In the up-and-running category, Equals6 and Bright Seeds are Halifax-based social networks targeting specific groups of young people, and both are scalable so they could expand outside the region. And by the time Halloween has come and gone, the Moncton Cyber Social is expected to have launched its social media site to complement its regular gatherings of techies.
Equals6, a site that connects students with prospective employers, has the most traction of this trio, already counting 5,000 students and 75 employers among its members. And it is adding 400 to 500 students and 20 employers monthly. It expects to crack the 10,000-student level by the end of the year.
"We’ve all seen the challenges students have in getting that entry level position,’’ Co-Founder Andy Osburn said as he sat in a coffee shop yesterday. "And for employers, it’s always hard to find just the right person. We saw a gap in the market.’’
Osburn and co-founder Mark Boyle have both taught university and launched the site in January as a means to solve these problems. They reasoned that there was no place on the Internet where students could network with prospective employers and other students, and where employers could get to know young people in a certain field before actually hiring someone.
Starting out with no members, the site established a base amid the university and college community of Halifax and slowly began to grow. It experienced strong growth recently in Ontario and, surprisingly, India (Osburn believes young Indians interested in studying in North America are using the site to learn more about the university climate and potential employers on this side of the world.) He foresees continued growth in large college communities like Toronto, Boston, Calgary and the San Francisco area.
Meanwhile, Bright Seeds launched last month as a social network for young entrepreneurs. Founder Benjamin Stawitz also believed Facebook and Linked In were not the right spaces for entrepreneurs to meet and discuss common problems, so he established a community where they could meet.
"There’s a lot of interest,’’ said Stawitz, a 24-year-old native of Germany now studying computer science at Nova Scotia Community College. "It’s difficult for entrepreneurs to meet each other because they keep to themselves and focus on their business.’’
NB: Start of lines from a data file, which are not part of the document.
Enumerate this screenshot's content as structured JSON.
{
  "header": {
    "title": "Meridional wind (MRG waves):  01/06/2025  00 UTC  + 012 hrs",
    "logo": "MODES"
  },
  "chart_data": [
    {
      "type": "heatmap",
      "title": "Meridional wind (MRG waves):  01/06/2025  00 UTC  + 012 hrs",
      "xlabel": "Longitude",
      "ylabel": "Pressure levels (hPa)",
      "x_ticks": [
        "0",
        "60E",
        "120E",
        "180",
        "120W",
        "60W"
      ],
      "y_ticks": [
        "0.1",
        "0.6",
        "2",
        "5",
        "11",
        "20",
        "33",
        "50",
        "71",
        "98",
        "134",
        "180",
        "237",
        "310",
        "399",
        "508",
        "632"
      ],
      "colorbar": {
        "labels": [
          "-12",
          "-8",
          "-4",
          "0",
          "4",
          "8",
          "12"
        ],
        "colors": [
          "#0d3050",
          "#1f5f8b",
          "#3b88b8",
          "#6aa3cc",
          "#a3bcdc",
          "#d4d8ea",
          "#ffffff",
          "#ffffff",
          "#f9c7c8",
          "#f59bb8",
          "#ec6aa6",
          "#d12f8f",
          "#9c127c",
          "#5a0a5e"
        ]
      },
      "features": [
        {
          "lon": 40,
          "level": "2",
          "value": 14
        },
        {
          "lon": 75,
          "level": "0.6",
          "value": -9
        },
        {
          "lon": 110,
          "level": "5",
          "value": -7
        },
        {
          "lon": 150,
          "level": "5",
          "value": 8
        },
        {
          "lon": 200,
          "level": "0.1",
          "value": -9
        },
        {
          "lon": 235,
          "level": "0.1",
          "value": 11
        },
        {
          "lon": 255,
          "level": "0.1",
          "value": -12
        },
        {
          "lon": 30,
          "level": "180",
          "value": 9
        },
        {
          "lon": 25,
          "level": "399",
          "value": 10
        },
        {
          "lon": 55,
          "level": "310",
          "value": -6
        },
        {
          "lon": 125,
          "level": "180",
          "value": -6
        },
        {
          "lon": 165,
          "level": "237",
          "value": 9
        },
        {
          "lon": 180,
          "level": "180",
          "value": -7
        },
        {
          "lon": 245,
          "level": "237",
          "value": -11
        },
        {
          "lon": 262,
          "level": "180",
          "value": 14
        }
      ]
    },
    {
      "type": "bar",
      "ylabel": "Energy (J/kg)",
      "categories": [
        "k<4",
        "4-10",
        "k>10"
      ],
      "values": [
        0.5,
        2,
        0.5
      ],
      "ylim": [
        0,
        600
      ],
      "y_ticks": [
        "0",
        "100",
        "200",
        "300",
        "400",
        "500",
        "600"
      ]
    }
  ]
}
Like Equals6, Stawitz believes Bright Seeds is scalable beyond Atlantic Canada once it reaches critical mass in the region.
In Moncton, a group of tech-heads is beavering away at creating a social network to complement the social gatherings they enjoy regularly under the name of Moncton Cyber Social. This is a group of ``people interested in meeting around the Moncton Tech community once a month, and we have speakers from that community talk about a specific aspect of tech, or business, to the members,’’ said organizer Simon Gauvin.
The Cyber Social group will use the site to post news and info about the events and allow members to communicate between meetings.